The analogy with a household eventually breaks down. Households are a few people and in the US, people have safety nets. There are charities and welfare and food stamps. If the breadwinners can no longer afford living expenses, they can cut spending and their children won't die. I'm not saying the safety net is perfect in terms of being too strong or weak, but it's there and it means that a family isn't a job loss away from starvation and being beset by bandits.

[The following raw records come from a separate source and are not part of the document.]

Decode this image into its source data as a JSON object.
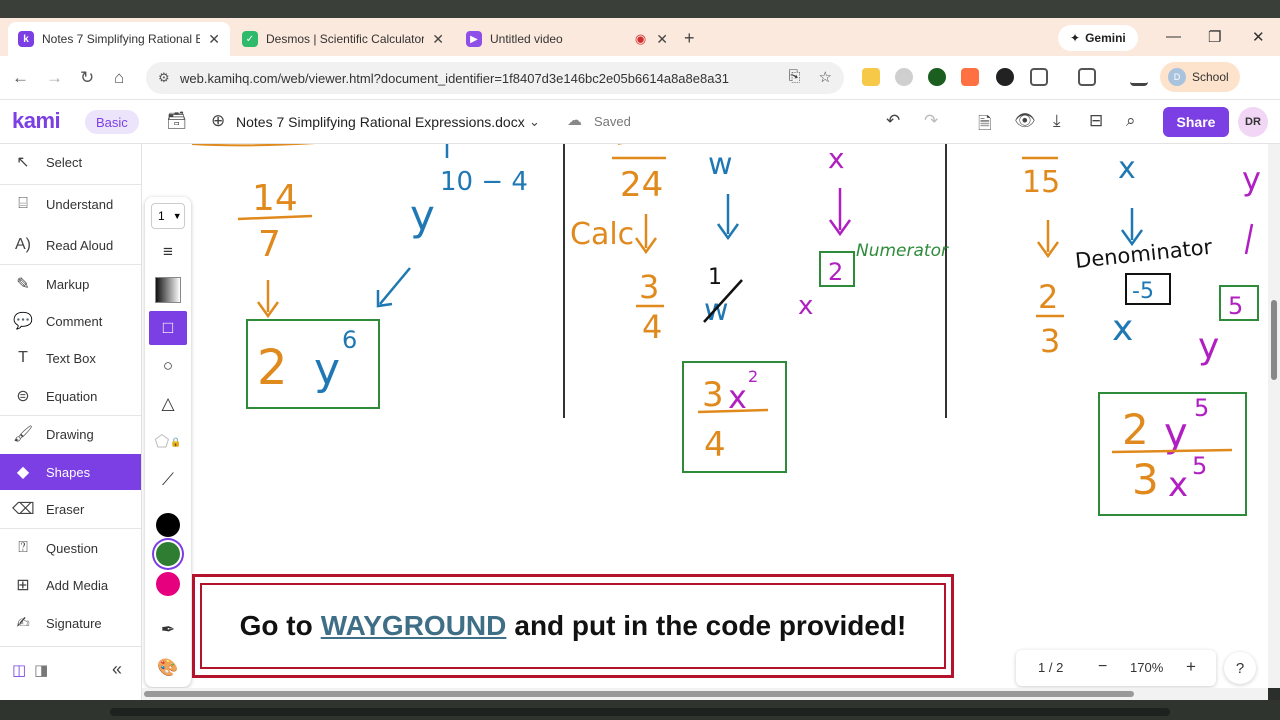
{
  "browser": {
    "tabs": [
      {
        "title": "Notes 7 Simplifying Rational Ex",
        "favicon": "kami-icon",
        "active": true
      },
      {
        "title": "Desmos | Scientific Calculator",
        "favicon": "desmos-icon",
        "active": false
      },
      {
        "title": "Untitled video",
        "favicon": "video-icon",
        "active": false
      }
    ],
    "gemini_label": "Gemini",
    "url": "web.kamihq.com/web/viewer.html?document_identifier=1f8407d3e146bc2e05b6614a8a8e8a31",
    "profile_initial": "D",
    "profile_label": "School"
  },
  "kami": {
    "logo": "kami",
    "plan": "Basic",
    "document_name": "Notes 7 Simplifying Rational Expressions.docx",
    "save_status": "Saved",
    "share_label": "Share",
    "user_initials": "DR"
  },
  "sidebar": {
    "items": [
      {
        "label": "Select",
        "icon": "cursor-icon"
      },
      {
        "label": "Understand",
        "icon": "understand-icon"
      },
      {
        "label": "Read Aloud",
        "icon": "read-aloud-icon"
      },
      {
        "label": "Markup",
        "icon": "markup-icon"
      },
      {
        "label": "Comment",
        "icon": "comment-icon"
      },
      {
        "label": "Text Box",
        "icon": "text-box-icon"
      },
      {
        "label": "Equation",
        "icon": "equation-icon"
      },
      {
        "label": "Drawing",
        "icon": "drawing-icon"
      },
      {
        "label": "Shapes",
        "icon": "shapes-icon",
        "active": true
      },
      {
        "label": "Eraser",
        "icon": "eraser-icon"
      },
      {
        "label": "Question",
        "icon": "question-icon"
      },
      {
        "label": "Add Media",
        "icon": "add-media-icon"
      },
      {
        "label": "Signature",
        "icon": "signature-icon"
      }
    ]
  },
  "palette": {
    "stroke_width": "1",
    "colors": [
      "#000000",
      "#2e7d32",
      "#e6007e"
    ],
    "selected_color": "#2e7d32"
  },
  "document": {
    "handwriting": {
      "frac1_num": "14",
      "frac1_den": "7",
      "exp_label": "10 − 4",
      "var_y": "y",
      "result1_coef": "2",
      "result1_var": "y",
      "result1_exp": "6",
      "frac2_den": "24",
      "calc_label": "Calc",
      "frac2_simpl_num": "3",
      "frac2_simpl_den": "4",
      "var_w": "w",
      "var_x": "x",
      "one": "1",
      "numerator_label": "Numerator",
      "boxed_two": "2",
      "result2_num_coef": "3",
      "result2_num_var": "x",
      "result2_num_exp": "2",
      "result2_den": "4",
      "frac3_den": "15",
      "frac3_simpl_num": "2",
      "frac3_simpl_den": "3",
      "denominator_label": "Denominator",
      "boxed_neg5": "-5",
      "boxed_five": "5",
      "result3_num_coef": "2",
      "result3_num_var": "y",
      "result3_num_exp": "5",
      "result3_den_coef": "3",
      "result3_den_var": "x",
      "result3_den_exp": "5"
    },
    "banner": {
      "prefix": "Go to",
      "link": "WAYGROUND",
      "suffix": "and put in the code provided!"
    }
  },
  "pager": {
    "page": "1 / 2",
    "zoom": "170%"
  },
  "colors": {
    "accent": "#7b3fe4",
    "orange": "#e08a1e",
    "blue": "#1f78b4",
    "magenta": "#b01fc1",
    "green": "#2e8b3a",
    "banner_red": "#b3132b"
  }
}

The magnitudes are different, as well as the responsibilities. If government stops spending, it ripples out, fast and wide, to hit every single family in America. Social Security stops and suddenly seniors are without income. But Social Security isn't the fiscal problem anyway: it won't be insolvent for decades and in the meantime, it's actually a net lender to the government: it holds Treasury bills. We could cut welfare and food stamps, which are about 13% of the budget, thereby driving millions of citizens further into poverty and possibly starvation. Private charities aren't going to pick up that slack. There are not enough jobs for them to all "get a job", not in a recession. So in effect, advocates of cutting the safety net are suggesting that potentially millions of Americans end up homeless and starving, which would eventually fix unemployment by attrition. Health care could be cut which would at least have the effect of killing them faster than starvation and exposure.

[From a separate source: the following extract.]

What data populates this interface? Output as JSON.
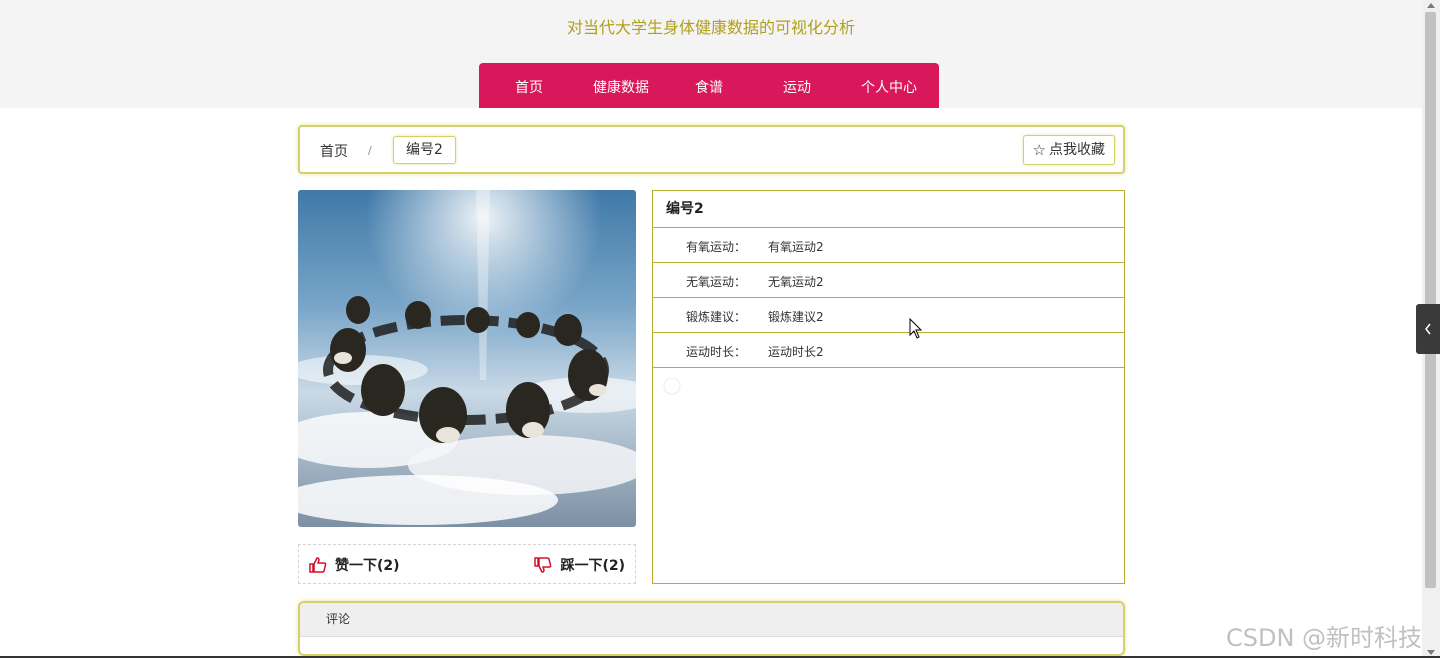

Infrastructure is about 3%, which on one hand covers bridges to nowhere. On the other hand, it also covers infrastructure, the roads, bridges, trains, ports, and air system which make it possible to do business here. Look up the barriers to economic development in poor nations and somewhere between lack of education and perpetual war you'll find lack of paved roads. Speaking of education, cutting funding there is a great way to ensure that future generations are even less employable, prolonging recessions and stagnation across generations. Science and medical research are a mere 2% of federal spending and are another necessity for long-term growth. Cutting any of these are equivalent to selling your arms: it might give some budget relief, but it make future growth and employment even harder.
Households can cut spending without major problems. Governments cannot. For all the talk of waste and excessive spending, most of what is spent is spent making this a country worth doing business in, worth living in, and safe enough to work and live in.

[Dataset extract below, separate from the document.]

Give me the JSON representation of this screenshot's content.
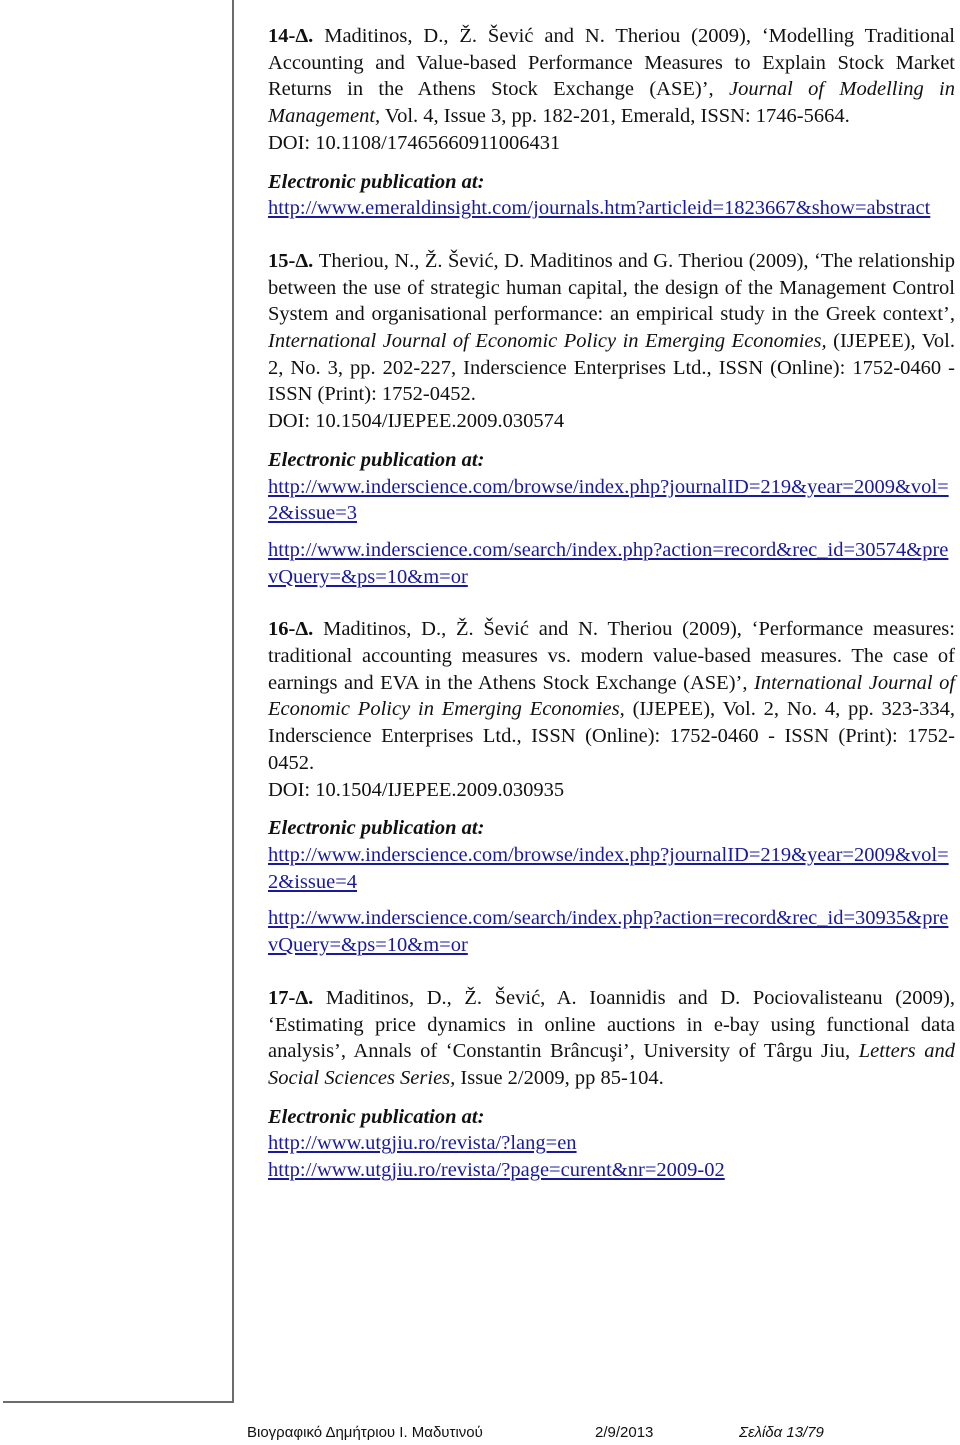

Beyond all that, taxes interact in a backward way with the economy. In a recession, revenues fall. This is where much of the current "Obama deficit" has come from. Meeting the legal obligations to citizens, the safety net, tends to get more expensive as more people are unemployed. None of these are due to bad policies or the particular actions of any adminstrations: neither the Obama or Bush administrations caused the recessions, though the tax cuts by both have increased the budget deficit. Merely having an economic recovery, with no changes in tax rates or spending, will improve the budget situation.
In summary:
- Governments have obligations to their citizens and their actions have dramatic ripple effects.
- Households, and governments, are under no obligations to run balanced budgets at all times.
- Spending can be stimulative and stabilizing.
- Markets are ultimately responsible for debts as they are the ones who allow them.